I am trying to hash an unsigned long value, but the hash function takes an unsigned char * , as seen in the implementation below:

unsigned long djb2(unsigned char *key, int n)
{
    unsigned long hash = 5381;
    int i = 0;
    while (i < n-8) {
        hash = hash * 33 + key[i++];
        hash = hash * 33 + key[i++];
        hash = hash * 33 + key[i++];
        hash = hash * 33 + key[i++];
        hash = hash * 33 + key[i++];
        hash = hash * 33 + key[i++];
        hash = hash * 33 + key[i++];
        hash = hash * 33 + key[i++];
    }
    while (i < n)
        hash = hash * 33 + key[i++];
    return hash;
}

Is there a way I can achieve my goal, perhaps with a cast between the two?

Answer 1

unsigned long x;

unsigned char * p = (unsigned char*)&x;

Make sure you use all 4 bytes through the p , or whatever is the length of unsigned long on your system.

Answer 2

Technically you can achieve it with:

unsigned long value = 58281;
djb2((unsigned char *) &value, sizeof(value));

Mind the usual pitfalls, however:

• The hash function in question was originally meant for strings (hence the prototype), so make sure it fits your needs (# of collisions, avalanching, etc.)
• If at some point you want to hash very large objects for which sizeof(object) > (int) sizeof(object) (if applicable on your architecture(s)), note you might get out of bounds accesses (undefined behaviour) or only part of your object hashed.

Answer 3

As other said, you can easily read an int or any other object as a char array :

unsigned char value = 0xde;
unsigned short value = 0xdead;
unsigned long value = 0xdeadbeef;
double value = 1./3;

djb2((unsigned char*)&value, sizeof value);

But note that 0xdead stored in a short or a long won't have the same hash .

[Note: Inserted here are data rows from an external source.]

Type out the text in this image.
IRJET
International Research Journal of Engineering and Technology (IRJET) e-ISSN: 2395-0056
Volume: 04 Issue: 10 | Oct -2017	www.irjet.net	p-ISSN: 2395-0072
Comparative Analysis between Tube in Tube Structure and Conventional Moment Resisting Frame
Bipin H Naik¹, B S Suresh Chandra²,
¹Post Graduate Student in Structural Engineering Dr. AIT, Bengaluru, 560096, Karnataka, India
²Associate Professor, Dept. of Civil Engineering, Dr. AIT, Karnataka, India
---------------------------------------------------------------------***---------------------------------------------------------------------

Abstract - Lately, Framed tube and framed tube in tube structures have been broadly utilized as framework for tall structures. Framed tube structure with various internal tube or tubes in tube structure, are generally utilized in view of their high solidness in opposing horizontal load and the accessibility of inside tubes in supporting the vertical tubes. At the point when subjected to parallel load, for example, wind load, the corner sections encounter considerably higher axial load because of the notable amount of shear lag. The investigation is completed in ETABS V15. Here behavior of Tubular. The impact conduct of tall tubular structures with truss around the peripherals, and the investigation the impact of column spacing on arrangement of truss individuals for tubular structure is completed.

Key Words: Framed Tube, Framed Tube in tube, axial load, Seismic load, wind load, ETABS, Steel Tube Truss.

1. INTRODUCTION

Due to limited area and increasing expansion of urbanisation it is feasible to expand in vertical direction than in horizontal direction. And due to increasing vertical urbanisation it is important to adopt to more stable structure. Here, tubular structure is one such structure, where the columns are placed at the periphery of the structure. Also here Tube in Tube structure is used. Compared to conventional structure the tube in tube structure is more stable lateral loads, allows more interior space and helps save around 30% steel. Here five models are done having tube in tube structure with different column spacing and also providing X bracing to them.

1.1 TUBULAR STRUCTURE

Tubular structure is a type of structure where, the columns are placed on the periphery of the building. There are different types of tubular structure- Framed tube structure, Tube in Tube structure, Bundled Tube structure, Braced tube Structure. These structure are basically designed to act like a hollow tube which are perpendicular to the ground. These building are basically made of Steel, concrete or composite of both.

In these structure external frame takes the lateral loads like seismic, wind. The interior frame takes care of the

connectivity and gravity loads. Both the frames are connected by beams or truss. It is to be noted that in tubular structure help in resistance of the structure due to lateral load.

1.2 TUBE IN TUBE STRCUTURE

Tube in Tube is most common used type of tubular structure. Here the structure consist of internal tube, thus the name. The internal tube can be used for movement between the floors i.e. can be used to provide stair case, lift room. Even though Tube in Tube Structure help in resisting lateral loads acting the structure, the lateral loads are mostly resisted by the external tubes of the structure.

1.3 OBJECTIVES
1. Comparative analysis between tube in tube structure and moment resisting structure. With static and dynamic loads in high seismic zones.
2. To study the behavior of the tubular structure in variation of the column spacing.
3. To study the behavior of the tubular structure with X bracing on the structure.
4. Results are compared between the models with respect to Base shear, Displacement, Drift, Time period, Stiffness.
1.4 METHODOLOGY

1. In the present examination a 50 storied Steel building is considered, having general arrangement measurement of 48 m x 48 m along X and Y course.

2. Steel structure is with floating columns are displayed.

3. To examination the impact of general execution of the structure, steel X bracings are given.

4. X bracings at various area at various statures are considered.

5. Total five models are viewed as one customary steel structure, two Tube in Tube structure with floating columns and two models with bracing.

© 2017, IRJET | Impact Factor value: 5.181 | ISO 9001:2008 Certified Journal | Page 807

Also note that your hash function could be better unrolled using a Duff's device :

unsigned long djb2(unsigned char *k, int size)
{
    unsigned long h = 5381;
    int i = 0;
    switch(size % 8) {
      case 0: while(i < size) { 
                  h = h*33 + k[i++];
      case 7:     h = h*33 + k[i++];
      case 6:     h = h*33 + k[i++];
      case 5:     h = h*33 + k[i++];
      case 4:     h = h*33 + k[i++];
      case 3:     h = h*33 + k[i++];
      case 2:     h = h*33 + k[i++];
      case 1:     h = h*33 + k[i++];
              }
    }
    return h;
}

Answer 4

This shows a cast working. Note that in this case the "ABC" string will be null terminated but this may require more care in real world cases

#include <stdio.h>

int main() {
    unsigned long x=0x414243;  #0x414243 is ABC
    unsigned char *s=(unsigned char *)&x;
    printf("%s", s);
}

Answer 5

Since you've posted your code now, you'd want to use something similar to this:

#include <stdio.h>


int main() {
    unsigned long result, x = 0xdeadbeef;
    x = convert_endian(x);

    result = djb2((unsigned char*)&x, sizeof(x));
    do_something(result);
    return 0;
}

Answer 6

你应该使用ultoa_s转换它